Sou como uma conselheira, dou meu depoimento, acredito que já tenha ajudado muitos jovens, deixo meu contato com eles, muitas vezes eles me procuram depois para conversar e contam coisas pesadas. Antes eu não suportava ouvir sobre o assunto, mas vi que precisava fazer algo, queria poder fazer mais, queria ter recursos, mas infelizmente não tenho.

As pessoas daqui acham normal uma menina de 12 anos grávida. Para mim, isso vem de um abuso, falta de esclarecimento, planejamento familiar, desestruturação familiar, e aqui praticamente é normal isso. Sempre digo aos jovens para não pular as fases da vida, o ser humano precisa ter essas fases infância e adolescência, eu não tive, roubaram as minhas.

Eu percebo no olhar quando uma criança foi abusada.

Há três anos fui estuprada por um motorista de aplicativo, e não denunciei porque me senti culpada.
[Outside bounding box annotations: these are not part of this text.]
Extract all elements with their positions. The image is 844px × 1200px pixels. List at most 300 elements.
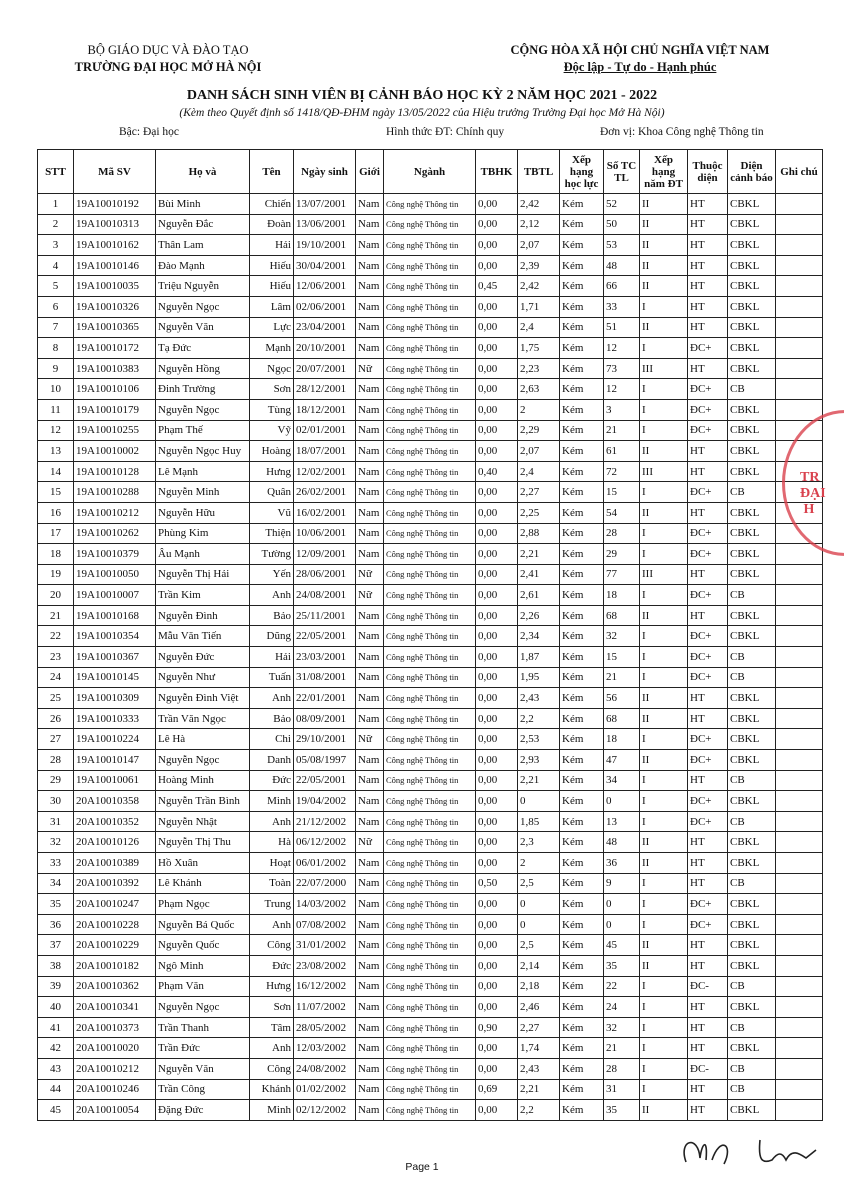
table-cell: 20A10010247: [74, 894, 156, 915]
table-cell: Nam: [356, 770, 384, 791]
student-warning-table: [37, 149, 823, 1121]
table-cell: 2: [518, 399, 560, 420]
table-cell: 20/10/2001: [294, 338, 356, 359]
table-cell: I: [640, 791, 688, 812]
table-cell: Công nghệ Thông tin: [384, 935, 476, 956]
table-cell: 12/06/2001: [294, 276, 356, 297]
table-cell: 7: [38, 317, 74, 338]
table-cell: Nam: [356, 420, 384, 441]
table-cell: 0,00: [476, 688, 518, 709]
table-cell: 19A10010192: [74, 194, 156, 215]
table-cell: 0,00: [476, 935, 518, 956]
table-cell: 20A10010373: [74, 1017, 156, 1038]
table-cell: 73: [604, 358, 640, 379]
table-cell: 1,75: [518, 338, 560, 359]
table-cell: Đặng Đức: [156, 1100, 250, 1121]
table-cell: 19A10010146: [74, 255, 156, 276]
table-cell: Công nghệ Thông tin: [384, 338, 476, 359]
table-cell: I: [640, 729, 688, 750]
table-row: [38, 626, 823, 647]
table-cell: Triệu Nguyễn: [156, 276, 250, 297]
table-cell: Kém: [560, 955, 604, 976]
table-cell: 0: [518, 914, 560, 935]
table-cell: [776, 770, 823, 791]
table-cell: 1,71: [518, 296, 560, 317]
table-cell: HT: [688, 955, 728, 976]
table-cell: Kém: [560, 399, 604, 420]
table-cell: 28: [604, 523, 640, 544]
table-row: [38, 235, 823, 256]
table-cell: Công nghệ Thông tin: [384, 564, 476, 585]
column-header: STT: [38, 150, 74, 194]
table-cell: Công nghệ Thông tin: [384, 688, 476, 709]
table-cell: CBKL: [728, 832, 776, 853]
table-cell: 72: [604, 461, 640, 482]
table-cell: CBKL: [728, 605, 776, 626]
table-cell: I: [640, 544, 688, 565]
table-cell: HT: [688, 194, 728, 215]
table-cell: 2,61: [518, 585, 560, 606]
table-cell: 0,00: [476, 914, 518, 935]
table-cell: Nam: [356, 647, 384, 668]
table-cell: ĐC+: [688, 338, 728, 359]
table-cell: Kém: [560, 441, 604, 462]
table-cell: I: [640, 894, 688, 915]
table-cell: ĐC+: [688, 482, 728, 503]
table-cell: CBKL: [728, 626, 776, 647]
table-cell: 2,29: [518, 420, 560, 441]
table-cell: 48: [604, 255, 640, 276]
table-cell: 26/02/2001: [294, 482, 356, 503]
table-cell: I: [640, 667, 688, 688]
table-cell: 21: [604, 420, 640, 441]
table-cell: 66: [604, 276, 640, 297]
table-cell: CBKL: [728, 358, 776, 379]
table-cell: 42: [38, 1038, 74, 1059]
table-cell: Yến: [250, 564, 294, 585]
table-cell: Kém: [560, 358, 604, 379]
table-cell: HT: [688, 1100, 728, 1121]
table-cell: [776, 1100, 823, 1121]
table-cell: Trung: [250, 894, 294, 915]
table-cell: 05/08/1997: [294, 750, 356, 771]
table-cell: Nam: [356, 255, 384, 276]
table-cell: Nam: [356, 523, 384, 544]
table-cell: Nam: [356, 750, 384, 771]
table-cell: 24: [604, 997, 640, 1018]
table-cell: 31: [38, 811, 74, 832]
table-cell: 2,3: [518, 832, 560, 853]
table-cell: 22/05/2001: [294, 626, 356, 647]
table-cell: Công nghệ Thông tin: [384, 873, 476, 894]
table-cell: [776, 667, 823, 688]
table-cell: 1,95: [518, 667, 560, 688]
table-cell: CBKL: [728, 791, 776, 812]
table-cell: 19A10010035: [74, 276, 156, 297]
table-cell: 21/12/2002: [294, 811, 356, 832]
table-cell: Nguyễn Văn: [156, 317, 250, 338]
table-cell: 06/12/2002: [294, 832, 356, 853]
table-cell: 2,4: [518, 317, 560, 338]
table-cell: 20A10010212: [74, 1058, 156, 1079]
table-row: [38, 894, 823, 915]
table-cell: 0,00: [476, 647, 518, 668]
table-cell: 40: [38, 997, 74, 1018]
table-cell: Công nghệ Thông tin: [384, 194, 476, 215]
table-cell: [776, 832, 823, 853]
table-cell: [776, 688, 823, 709]
table-cell: 0,00: [476, 894, 518, 915]
table-cell: 14/03/2002: [294, 894, 356, 915]
table-cell: Nam: [356, 894, 384, 915]
table-cell: 29/10/2001: [294, 729, 356, 750]
table-cell: Kém: [560, 338, 604, 359]
table-cell: Công nghệ Thông tin: [384, 811, 476, 832]
table-cell: Kém: [560, 482, 604, 503]
table-cell: Công nghệ Thông tin: [384, 729, 476, 750]
table-cell: 2,25: [518, 502, 560, 523]
table-cell: 0: [518, 791, 560, 812]
table-cell: Trần Kim: [156, 585, 250, 606]
table-cell: ĐC+: [688, 647, 728, 668]
table-row: [38, 420, 823, 441]
table-cell: CB: [728, 873, 776, 894]
table-cell: HT: [688, 605, 728, 626]
table-cell: 20/07/2001: [294, 358, 356, 379]
table-cell: 3: [604, 399, 640, 420]
table-cell: Công nghệ Thông tin: [384, 605, 476, 626]
table-cell: CBKL: [728, 399, 776, 420]
table-cell: Công nghệ Thông tin: [384, 461, 476, 482]
table-cell: 0,00: [476, 750, 518, 771]
table-cell: 0,50: [476, 873, 518, 894]
table-cell: CB: [728, 585, 776, 606]
table-cell: 22: [604, 976, 640, 997]
table-cell: Kém: [560, 502, 604, 523]
table-header-row: [38, 150, 823, 194]
table-cell: Công nghệ Thông tin: [384, 523, 476, 544]
table-cell: 2: [38, 214, 74, 235]
table-cell: 2,5: [518, 873, 560, 894]
table-cell: 19A10010061: [74, 770, 156, 791]
table-cell: Trần Thanh: [156, 1017, 250, 1038]
table-cell: 21: [38, 605, 74, 626]
table-cell: Toàn: [250, 873, 294, 894]
table-cell: 0,00: [476, 255, 518, 276]
table-row: [38, 811, 823, 832]
table-cell: 19/10/2001: [294, 235, 356, 256]
table-cell: 19A10010145: [74, 667, 156, 688]
table-cell: Bảo: [250, 708, 294, 729]
table-cell: 16: [38, 502, 74, 523]
table-row: [38, 832, 823, 853]
table-cell: HT: [688, 1038, 728, 1059]
table-cell: 1: [38, 194, 74, 215]
table-cell: 18/07/2001: [294, 441, 356, 462]
table-cell: 11/07/2002: [294, 997, 356, 1018]
table-cell: Vỹ: [250, 420, 294, 441]
table-row: [38, 1038, 823, 1059]
table-cell: 0,00: [476, 832, 518, 853]
table-cell: HT: [688, 853, 728, 874]
table-cell: Kém: [560, 708, 604, 729]
table-row: [38, 317, 823, 338]
table-cell: 0,00: [476, 1038, 518, 1059]
table-cell: II: [640, 1100, 688, 1121]
table-cell: 0: [604, 791, 640, 812]
table-cell: CB: [728, 976, 776, 997]
table-cell: ĐC+: [688, 750, 728, 771]
table-cell: 19A10010262: [74, 523, 156, 544]
table-cell: Âu Mạnh: [156, 544, 250, 565]
table-cell: Công nghệ Thông tin: [384, 379, 476, 400]
table-cell: CBKL: [728, 544, 776, 565]
table-cell: 02/12/2002: [294, 1100, 356, 1121]
table-row: [38, 708, 823, 729]
table-cell: CB: [728, 667, 776, 688]
table-cell: 0,90: [476, 1017, 518, 1038]
table-cell: CBKL: [728, 194, 776, 215]
table-cell: Công nghệ Thông tin: [384, 296, 476, 317]
table-cell: Nam: [356, 708, 384, 729]
table-cell: 2,27: [518, 482, 560, 503]
table-cell: 23/03/2001: [294, 647, 356, 668]
table-cell: 19A10010128: [74, 461, 156, 482]
table-cell: Nguyễn Ngọc: [156, 997, 250, 1018]
table-cell: [776, 296, 823, 317]
table-row: [38, 914, 823, 935]
table-cell: 20A10010341: [74, 997, 156, 1018]
table-cell: Nguyễn Minh: [156, 482, 250, 503]
page-subtitle: (Kèm theo Quyết định số 1418/QĐ-ĐHM ngày 13/05/2022 của Hiệu trưởng Trường Đại học Mở Hà Nội): [179, 107, 665, 119]
table-cell: Mẫu Văn Tiến: [156, 626, 250, 647]
column-header: Xếp hạng học lực: [560, 150, 604, 194]
table-cell: Đức: [250, 955, 294, 976]
table-cell: Công nghệ Thông tin: [384, 441, 476, 462]
table-cell: 20A10010392: [74, 873, 156, 894]
table-cell: ĐC+: [688, 523, 728, 544]
table-row: [38, 585, 823, 606]
table-cell: Bùi Minh: [156, 194, 250, 215]
table-cell: CBKL: [728, 997, 776, 1018]
table-cell: II: [640, 605, 688, 626]
table-cell: Nam: [356, 1079, 384, 1100]
table-cell: I: [640, 997, 688, 1018]
table-cell: Nam: [356, 317, 384, 338]
table-cell: 19A10010212: [74, 502, 156, 523]
table-cell: 45: [38, 1100, 74, 1121]
education-level: Bậc: Đại học: [119, 126, 180, 138]
table-cell: 0,40: [476, 461, 518, 482]
table-cell: 06/01/2002: [294, 853, 356, 874]
table-cell: Quân: [250, 482, 294, 503]
table-row: [38, 358, 823, 379]
table-cell: I: [640, 523, 688, 544]
table-cell: 0,00: [476, 523, 518, 544]
table-cell: Nguyễn Hữu: [156, 502, 250, 523]
table-cell: [776, 338, 823, 359]
table-cell: 9: [38, 358, 74, 379]
table-cell: 37: [38, 935, 74, 956]
table-cell: HT: [688, 235, 728, 256]
table-cell: 2,2: [518, 708, 560, 729]
training-mode: Hình thức ĐT: Chính quy: [386, 126, 505, 138]
university-name: TRƯỜNG ĐẠI HỌC MỞ HÀ NỘI: [74, 60, 262, 74]
table-cell: Danh: [250, 750, 294, 771]
table-cell: 0,00: [476, 667, 518, 688]
table-cell: Nguyễn Nhật: [156, 811, 250, 832]
table-cell: Hải: [250, 647, 294, 668]
table-cell: 12: [38, 420, 74, 441]
table-cell: 19A10010002: [74, 441, 156, 462]
table-cell: CBKL: [728, 1100, 776, 1121]
table-cell: 77: [604, 564, 640, 585]
table-cell: 14: [38, 461, 74, 482]
table-cell: Đào Mạnh: [156, 255, 250, 276]
table-cell: Đức: [250, 770, 294, 791]
table-cell: II: [640, 955, 688, 976]
table-row: [38, 729, 823, 750]
table-cell: 23/04/2001: [294, 317, 356, 338]
table-cell: HT: [688, 317, 728, 338]
table-cell: 0,00: [476, 626, 518, 647]
table-cell: Nam: [356, 482, 384, 503]
table-cell: Công nghệ Thông tin: [384, 667, 476, 688]
table-cell: 0,00: [476, 585, 518, 606]
column-header: Diện cảnh báo: [728, 150, 776, 194]
table-cell: 28/06/2001: [294, 564, 356, 585]
table-cell: 19A10010147: [74, 750, 156, 771]
table-cell: 24: [38, 667, 74, 688]
table-cell: 6: [38, 296, 74, 317]
table-cell: 15: [38, 482, 74, 503]
table-cell: [776, 358, 823, 379]
table-cell: 35: [604, 955, 640, 976]
table-cell: Công nghệ Thông tin: [384, 647, 476, 668]
table-cell: Nam: [356, 1058, 384, 1079]
table-cell: 20A10010362: [74, 976, 156, 997]
table-cell: 0,00: [476, 544, 518, 565]
table-row: [38, 1058, 823, 1079]
table-row: [38, 647, 823, 668]
table-cell: Công nghệ Thông tin: [384, 750, 476, 771]
table-cell: 27: [38, 729, 74, 750]
table-cell: Kém: [560, 935, 604, 956]
table-cell: Nam: [356, 214, 384, 235]
table-cell: 44: [38, 1079, 74, 1100]
table-cell: I: [640, 811, 688, 832]
table-cell: 0,00: [476, 955, 518, 976]
table-cell: Công nghệ Thông tin: [384, 255, 476, 276]
table-cell: Kém: [560, 235, 604, 256]
table-cell: Công nghệ Thông tin: [384, 894, 476, 915]
table-cell: [776, 708, 823, 729]
table-cell: CBKL: [728, 750, 776, 771]
table-cell: 36: [604, 853, 640, 874]
table-cell: Công nghệ Thông tin: [384, 544, 476, 565]
table-cell: Khánh: [250, 1079, 294, 1100]
table-cell: [776, 255, 823, 276]
table-cell: 20A10010126: [74, 832, 156, 853]
table-cell: Kém: [560, 420, 604, 441]
table-cell: Nam: [356, 1100, 384, 1121]
table-cell: Kém: [560, 688, 604, 709]
table-cell: Công: [250, 1058, 294, 1079]
table-cell: HT: [688, 358, 728, 379]
table-cell: 2: [518, 853, 560, 874]
table-cell: HT: [688, 461, 728, 482]
table-cell: 1,87: [518, 647, 560, 668]
table-cell: Lê Khánh: [156, 873, 250, 894]
table-cell: 19A10010050: [74, 564, 156, 585]
table-row: [38, 255, 823, 276]
table-cell: [776, 935, 823, 956]
table-cell: Lực: [250, 317, 294, 338]
table-cell: Công nghệ Thông tin: [384, 1100, 476, 1121]
table-cell: 2,41: [518, 564, 560, 585]
table-cell: Kém: [560, 1100, 604, 1121]
table-cell: Nam: [356, 544, 384, 565]
table-cell: 18: [604, 729, 640, 750]
table-cell: 0,00: [476, 420, 518, 441]
table-cell: 19A10010168: [74, 605, 156, 626]
table-cell: [776, 1017, 823, 1038]
table-cell: Nữ: [356, 358, 384, 379]
table-cell: [776, 914, 823, 935]
table-cell: CB: [728, 482, 776, 503]
table-cell: 2,42: [518, 194, 560, 215]
table-cell: Nam: [356, 296, 384, 317]
table-cell: Kém: [560, 647, 604, 668]
table-cell: 23/08/2002: [294, 955, 356, 976]
column-header: Ngày sinh: [294, 150, 356, 194]
table-cell: 0,00: [476, 235, 518, 256]
table-cell: Nguyễn Ngọc: [156, 399, 250, 420]
table-cell: Nguyễn Như: [156, 667, 250, 688]
table-cell: 22: [38, 626, 74, 647]
table-cell: 20A10010228: [74, 914, 156, 935]
table-cell: CB: [728, 811, 776, 832]
table-cell: Công nghệ Thông tin: [384, 708, 476, 729]
table-cell: [776, 317, 823, 338]
header-left: [48, 42, 288, 76]
table-cell: Vũ: [250, 502, 294, 523]
table-cell: 56: [604, 688, 640, 709]
table-cell: Công nghệ Thông tin: [384, 317, 476, 338]
table-cell: 25/11/2001: [294, 605, 356, 626]
table-cell: Hưng: [250, 976, 294, 997]
table-cell: Nam: [356, 873, 384, 894]
table-cell: I: [640, 1058, 688, 1079]
table-row: [38, 399, 823, 420]
table-cell: 2,4: [518, 461, 560, 482]
table-cell: 26: [38, 708, 74, 729]
table-cell: HT: [688, 708, 728, 729]
column-header: Số TC TL: [604, 150, 640, 194]
table-cell: HT: [688, 770, 728, 791]
table-cell: 2,21: [518, 1079, 560, 1100]
table-cell: Nguyễn Văn: [156, 1058, 250, 1079]
table-cell: Nam: [356, 399, 384, 420]
table-cell: 19A10010379: [74, 544, 156, 565]
table-cell: 9: [604, 873, 640, 894]
table-cell: II: [640, 235, 688, 256]
table-cell: Kém: [560, 276, 604, 297]
table-cell: CBKL: [728, 564, 776, 585]
table-cell: 35: [604, 1100, 640, 1121]
table-cell: Hiếu: [250, 276, 294, 297]
table-cell: II: [640, 317, 688, 338]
Havia bebido álcool antes e até hoje me sinto culpada, sendo que eu sou a vítima, mas esse é o pensamento de quem é abusado, você acha que fez algo de errado pra aquilo acontecer e se pergunta: 'Por que deixei isso acontecer? Por que não gritei? Por que não contei?'. A sociedade te julga e te condena, talvez por isso as pessoas têm receio de contar. Após isso engordei 32 kg, não me cuido mais e me sinto feia.

Tenho dois filhos (9 e 7 anos) e ambos são autistas. Trabalhava como garçonete, mas tive que parar para cuidar deles. Antes da pandemia, eu os deixava na escola, fazia quentinha e saia vendendo nas ruas, mas agora não tem como, não tenho ninguém para cuidar deles. Eu gostaria de estar trabalhando, amo trabalhar, mas nem minha mãe quer cuidar deles. Ser mãe de autista é uma montanha-russa, muitos desafios, muitos preconceitos, ainda mais quando se luta sozinha. Eu vivo para eles.

Sobrevivo com um salário mínimo, o pai deles não dá pensão, embora esteja na Justiça. Peço a amigos, nos CRAS (Centro de Referência de Assistência Social), prefeitura, vou aonde for quando necessito de algo. Muitas vezes sou humilhada e julgada por não conhecerem a minha história. Sonho um dia ter um abrigo para mulheres e crianças vítimas de abuso sexual e agressão doméstica, sonho ter uma vida digna. Superar tudo que vivi na infância é impossível, aprendi a conviver com o passado, pois são coisas que nunca irei esquecer. O que mais me entristece é saber que muitas vezes nós mulheres não somos respeitadas e valorizadas."